I'm unlikely to read A Dance with Dragons by the voting deadline, and I need to read Feed before I try Deadline (Season McGuire seems to be following the goofy Cory Doctorow playbook of naming stories after past SF stories. For the longest time I didn't understand that her Feed was different from M.T. Anderson's YA cyberpunk marvel), but I started poking at Leviathan Wakes, and so far it's pretty excellent. Classy, action-packed hard SF space adventure. Nothing at all genre-breaking or genre-bending, which is among the many reasons I'm certain that when I'm done with it I'll still prefer Mieville's gloriously complicated space opera Embassytown, but it's a really gripping story thus far. Oh, and for whatever reason I didn't quite connect with Among Others the first time around, but will probably give it another shot.

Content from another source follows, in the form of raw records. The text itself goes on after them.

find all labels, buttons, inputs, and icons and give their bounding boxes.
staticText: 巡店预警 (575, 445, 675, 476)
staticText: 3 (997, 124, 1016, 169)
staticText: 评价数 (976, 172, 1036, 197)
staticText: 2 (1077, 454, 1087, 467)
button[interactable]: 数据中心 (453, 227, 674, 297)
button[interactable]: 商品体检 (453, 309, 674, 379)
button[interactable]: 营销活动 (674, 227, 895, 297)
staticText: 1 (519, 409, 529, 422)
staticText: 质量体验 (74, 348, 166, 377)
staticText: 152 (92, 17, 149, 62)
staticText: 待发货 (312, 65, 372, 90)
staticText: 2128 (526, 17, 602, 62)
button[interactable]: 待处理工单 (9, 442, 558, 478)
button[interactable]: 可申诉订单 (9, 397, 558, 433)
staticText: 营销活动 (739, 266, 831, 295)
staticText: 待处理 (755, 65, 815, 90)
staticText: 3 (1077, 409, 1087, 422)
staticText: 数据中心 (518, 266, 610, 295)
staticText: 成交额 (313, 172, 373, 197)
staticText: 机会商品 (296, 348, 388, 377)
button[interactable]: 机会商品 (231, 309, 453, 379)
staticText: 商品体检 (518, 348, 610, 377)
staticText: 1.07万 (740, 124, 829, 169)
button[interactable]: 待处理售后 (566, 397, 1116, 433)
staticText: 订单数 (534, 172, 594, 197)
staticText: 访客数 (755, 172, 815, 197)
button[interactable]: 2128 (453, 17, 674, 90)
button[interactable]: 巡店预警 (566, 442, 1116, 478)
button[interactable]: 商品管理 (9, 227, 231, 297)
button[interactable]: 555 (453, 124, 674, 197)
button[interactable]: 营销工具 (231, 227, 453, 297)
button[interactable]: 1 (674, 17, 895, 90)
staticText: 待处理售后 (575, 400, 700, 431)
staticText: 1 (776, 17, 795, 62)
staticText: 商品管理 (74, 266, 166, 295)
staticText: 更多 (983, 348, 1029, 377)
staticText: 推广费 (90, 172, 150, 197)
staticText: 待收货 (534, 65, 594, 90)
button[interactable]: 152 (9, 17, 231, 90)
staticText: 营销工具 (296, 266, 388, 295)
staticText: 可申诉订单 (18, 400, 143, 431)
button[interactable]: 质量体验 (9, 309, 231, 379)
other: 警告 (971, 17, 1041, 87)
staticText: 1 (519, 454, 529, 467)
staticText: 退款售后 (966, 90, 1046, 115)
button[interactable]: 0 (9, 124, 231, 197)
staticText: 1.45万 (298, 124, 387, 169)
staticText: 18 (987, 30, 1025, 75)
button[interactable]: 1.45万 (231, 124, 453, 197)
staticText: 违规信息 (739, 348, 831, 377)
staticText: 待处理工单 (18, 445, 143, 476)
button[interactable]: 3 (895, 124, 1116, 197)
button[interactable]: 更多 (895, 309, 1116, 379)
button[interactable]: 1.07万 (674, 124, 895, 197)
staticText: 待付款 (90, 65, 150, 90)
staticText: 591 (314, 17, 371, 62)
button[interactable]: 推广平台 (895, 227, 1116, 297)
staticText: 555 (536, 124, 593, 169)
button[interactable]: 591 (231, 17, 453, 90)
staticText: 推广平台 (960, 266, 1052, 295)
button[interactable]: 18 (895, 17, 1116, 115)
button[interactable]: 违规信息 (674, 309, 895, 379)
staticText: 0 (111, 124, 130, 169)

I'm not sure I ever posted my review of Embassytown up here, but if I didn't, it's probably Mieville's best novel, and certainly his best novel since The Scar. I know people who were bothered by the implausibility of its central science-fictional conceit, but I just loved so many of the characters and I love the situation that the wonky linguistics put them in. There's a line between metaphysics and physics that Mieville skates maybe a little too thinly, but there was never a moment in the narrative where I didn't feel completely immersed in his world. I especially loved the immer, which could have just been a standard hyperspace drive but instead helped drive Mieville's theme that when we go Out There, there's no telling how we will be forced to cognitively reinvent ourselves as a species.